Le 17 août 96, nous avons fêté tous ensemble à la Tupinière les quatre ans de Nam. Quelques jours plus tard, à la veille de notre départ pour Montmorillon, nous avons pour une fois travaillé ensemble à arracher les pommes de terre et les oignons qu'il nous destinait. Comme à son habitude, il travaillait nettement plus vite que moi, et me voyant traîner derrière lui, il m'a fait la remarque : "Moi aussi, je n'ai plus le même rythme…" (comme si nous avions le même âge…) et il m'a expliqué ses projets de réorganisation du jardin pour tenir compte de la diminution  de ses capacités de travail et surtout pour que Marc et moi ayons moins de travail dans le futur.
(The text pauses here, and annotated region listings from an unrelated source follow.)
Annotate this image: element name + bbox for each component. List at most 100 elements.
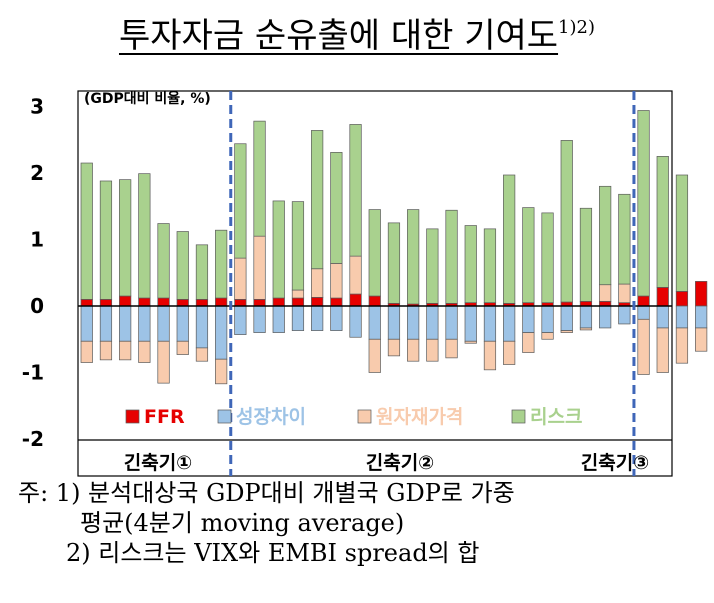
bar-segment xyxy=(253,235,266,300)
bar-segment xyxy=(234,257,247,300)
bar-segment xyxy=(138,297,151,307)
bar-segment xyxy=(599,185,612,286)
bar-segment xyxy=(311,130,324,270)
legend-label: 리스크 xyxy=(530,406,582,428)
period-label: 긴축기① xyxy=(124,452,193,474)
bar-segment xyxy=(368,295,381,307)
y-tick-label: 3 xyxy=(30,95,44,119)
bar-segment xyxy=(483,340,497,371)
bar-segment xyxy=(579,207,593,302)
bar-segment xyxy=(445,209,458,304)
bar-segment xyxy=(599,305,612,329)
bar-segment xyxy=(695,281,708,307)
bar-segment xyxy=(349,124,362,257)
bar-segment xyxy=(234,305,247,335)
bar-segment xyxy=(656,156,669,288)
bar-segment xyxy=(387,305,401,340)
bar-segment xyxy=(119,305,132,342)
bar-segment xyxy=(464,305,477,342)
bar-segment xyxy=(445,305,458,340)
bar-segment xyxy=(503,174,516,304)
bar-segment xyxy=(579,305,593,329)
bar-segment xyxy=(426,228,439,304)
plot-frame xyxy=(77,90,673,477)
bar-segment xyxy=(349,255,362,295)
bar-segment xyxy=(560,330,573,333)
legend-label: 원자재가격 xyxy=(376,406,463,428)
bar-segment xyxy=(368,305,381,340)
bar-segment xyxy=(195,347,209,362)
bar-segment xyxy=(541,212,554,304)
bar-segment xyxy=(541,305,554,333)
bar-segment xyxy=(675,305,689,329)
bar-segment xyxy=(176,340,189,355)
bar-segment xyxy=(637,110,650,297)
legend-swatch xyxy=(357,409,372,424)
unit-label: (GDP대비 비율, %) xyxy=(84,90,211,107)
bar-segment xyxy=(426,305,439,340)
bar-segment xyxy=(368,209,381,297)
bar-segment xyxy=(253,305,266,333)
bar-segment xyxy=(618,305,631,325)
bar-segment xyxy=(349,293,362,307)
bar-segment xyxy=(387,222,401,304)
bar-segment xyxy=(675,291,689,307)
bar-segment xyxy=(311,305,324,331)
bar-segment xyxy=(407,209,420,305)
footnotes: 주: 1) 분석대상국 GDP대비 개별국 GDP로 가중 평균(4분기 mov… xyxy=(18,478,515,568)
bar-segment xyxy=(503,340,516,365)
bar-segment xyxy=(157,340,170,384)
bar-segment xyxy=(291,289,305,299)
title-footnote-marks: 1)2) xyxy=(558,17,595,38)
bar-segment xyxy=(445,338,458,359)
bar-segment xyxy=(311,268,324,298)
bar-segment xyxy=(291,305,305,331)
bar-segment xyxy=(80,299,93,307)
bar-segment xyxy=(157,305,170,342)
bar-segment xyxy=(675,174,689,292)
y-tick-label: -2 xyxy=(22,427,44,451)
bar-segment xyxy=(234,299,247,307)
bar-segment xyxy=(368,338,381,373)
bar-segment xyxy=(80,340,93,363)
bar-segment xyxy=(675,327,689,364)
bar-segment xyxy=(330,152,343,264)
bar-segment xyxy=(656,305,669,329)
bar-segment xyxy=(522,305,535,333)
legend-swatch xyxy=(217,409,232,424)
bar-segment xyxy=(138,305,151,342)
bar-segment xyxy=(176,231,189,300)
bar-segment xyxy=(291,201,305,291)
bar-segment xyxy=(426,338,439,362)
bar-segment xyxy=(253,120,266,237)
bar-segment xyxy=(695,305,708,329)
bar-segment xyxy=(157,223,170,299)
bar-segment xyxy=(157,297,170,307)
bar-segment xyxy=(119,340,132,361)
bar-segment xyxy=(387,338,401,357)
bar-segment xyxy=(195,305,209,349)
bar-segment xyxy=(176,305,189,342)
bar-segment xyxy=(119,179,132,297)
bar-segment xyxy=(637,318,650,375)
bar-segment xyxy=(138,173,151,299)
bar-segment xyxy=(99,340,113,361)
bar-segment xyxy=(195,299,209,307)
bar-segment xyxy=(215,297,228,307)
bar-segment xyxy=(349,305,362,338)
bar-segment xyxy=(311,297,324,307)
chart-title: 투자자금 순유출에 대한 기여도1)2) xyxy=(118,16,595,56)
y-tick-label: 2 xyxy=(30,161,44,185)
bar-segment xyxy=(330,305,343,331)
bar-segment xyxy=(522,207,535,304)
bar-segment xyxy=(99,180,113,300)
y-tick-label: 1 xyxy=(30,228,44,252)
legend-swatch xyxy=(125,409,140,424)
bar-segment xyxy=(138,340,151,363)
chart: -2 -1 0 1 2 3 (GDP대비 비율, %) 긴축기① 긴축기② 긴축기③ FFR 성장차이… xyxy=(22,90,708,477)
bar-segment xyxy=(637,305,650,320)
bar-segment xyxy=(80,162,93,300)
footnote-1-cont: 평균(4분기 moving average) xyxy=(80,509,405,537)
bar-segment xyxy=(483,228,497,304)
plot-area: -2 -1 0 1 2 3 (GDP대비 비율, %) 긴축기① 긴축기② 긴축기③ FFR 성장차이… xyxy=(22,90,708,477)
Le lendemain, à mon réveil, je l'ai donc découvert en train de charger le minibus avec tout notre ravitaillement. Il avait le "coup de main" pour charger une voiture et était très fier d'y faire rentrer le maximum de choses de la manière la plus rationnelle : cageots de bocaux de petits pois,  cageots de bocaux de haricots verts,  cageots de notre récolte de pommes de terre de la veille, qui étaient petites cette année là ; il s'en excusa presque en nous les donnant. Il était comme ça, c'était sa façon d'exprimer son amour ; lorsque nous avions nos restaurants, il était tout fier d'être notre unique fournisseur d'oignons, (d'ailleurs, nous en avons encore, des oignons de René, plus d'un an après sa mort, alors que j'écris ces lignes…). Lorsque tout a été chargé, il m'a proposé de prendre en plus quelques légumes frais, laitues, courgettes, céleri rave, carottes… bref toutes ces choses qu'Hélène n'aime pas, j'en prenais toujours un peu pour moi, un peu pour nos voisins et amis qui apprécient beaucoup la verdure. En chemin vers le potager, il s'est mis à me parler des nouveaux bornages, en me disant "il faut que tu le saches car je n'aurai pas le temps d'en parler à ton beau-frère", et nous avons fait le tour de la propriété, pour bien constater les nouvelles limites de la Tupinière. De retour près des voitures, il s'est mis à me dire qu'il faudrait veiller à faire rapidement le rodage de la 106 de Marie, et surtout, autre fait bizarre, alors qu'il savait pourtant que j'ai l'habitude des voitures et que je m'adapte très facilement à n'importe laquelle, il m'a fait monter dans sa BX  pour me montrer les commandes, tout en se plaignant du mauvais emplacement de la radio ; je trouvais cela étrange, d'autant plus que c'est la seule voiture qu'il ne m'avait jamais prêtée.

C'était le 22 août 1996.  Le dimanche 25,  à 13 heures, lorsque nous avons reçu le coup de téléphone nous annonçant sa mort,  le minibus n'avait pas été complètement déchargé de ses légumes secs et de ses bocaux que je  gardais prêts pour la distribution aux amis.